Additive effect on QT interval prolongation w/ class IA (e.g. quinidine) or class III (e.g. amiodarone) antiarrhythmics and other drugs that prolong QT interval (e.g. erythromycin, TCAs, antipsychotic agents). Renal clearance reduced w/ probenecid. Decreased absorption w/ Al or Mg-containing antacids, buffered didanosine, sucralfate or dietary supplements containing metal cations (e.g. Zn, Mg, Fe). Increased risk of severe tendon disorders esp in elderly (>60 yr) w/ corticosteroids.
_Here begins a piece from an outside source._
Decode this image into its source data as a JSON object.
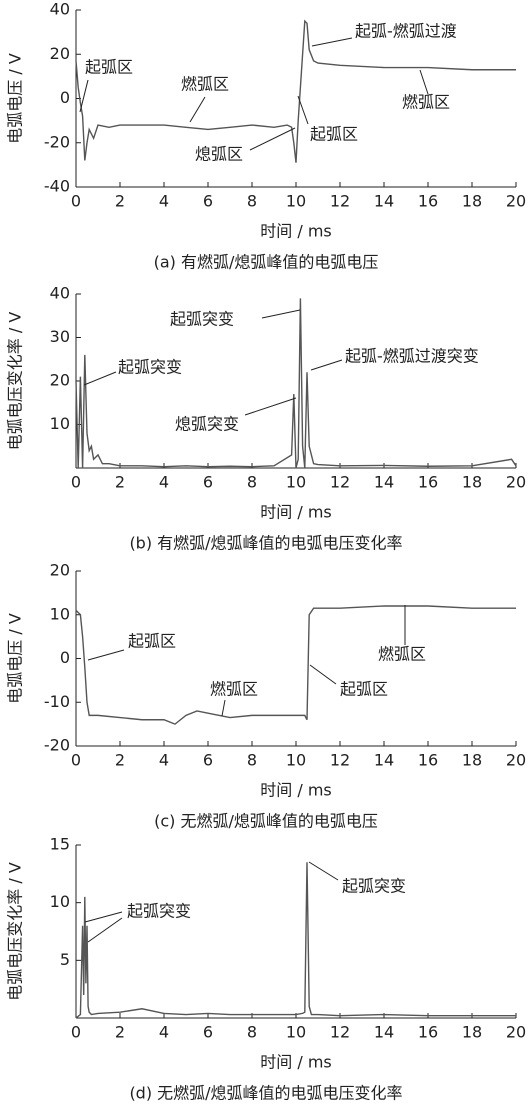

May increase prothrombin time, INR and/or bleeding w/ warfarin.

Side Effects

Side effects of Gemifloxacin : 1-10% Diarrhea (5%), Headache (4%), Nausea (4%), Rash (4%), Transaminases increased (1-4%), Abdominal pain (2%), Dizziness (2%), Vomiting (2%), Neutropenia (1%), Platelets increased (1%), Thrombocythemia (1%), GGT increased (1%) <1% Peripheral neuropathy, Photosensitivity, Tendon rupture

Mode of Action

The bactericidal action of gemifloxacin results from inhibition of the enzymes topoisomerase II (DNA gyrase) and topoisomerase IV, which are required for bacterial DNA replication, transcription, repair, and recombination.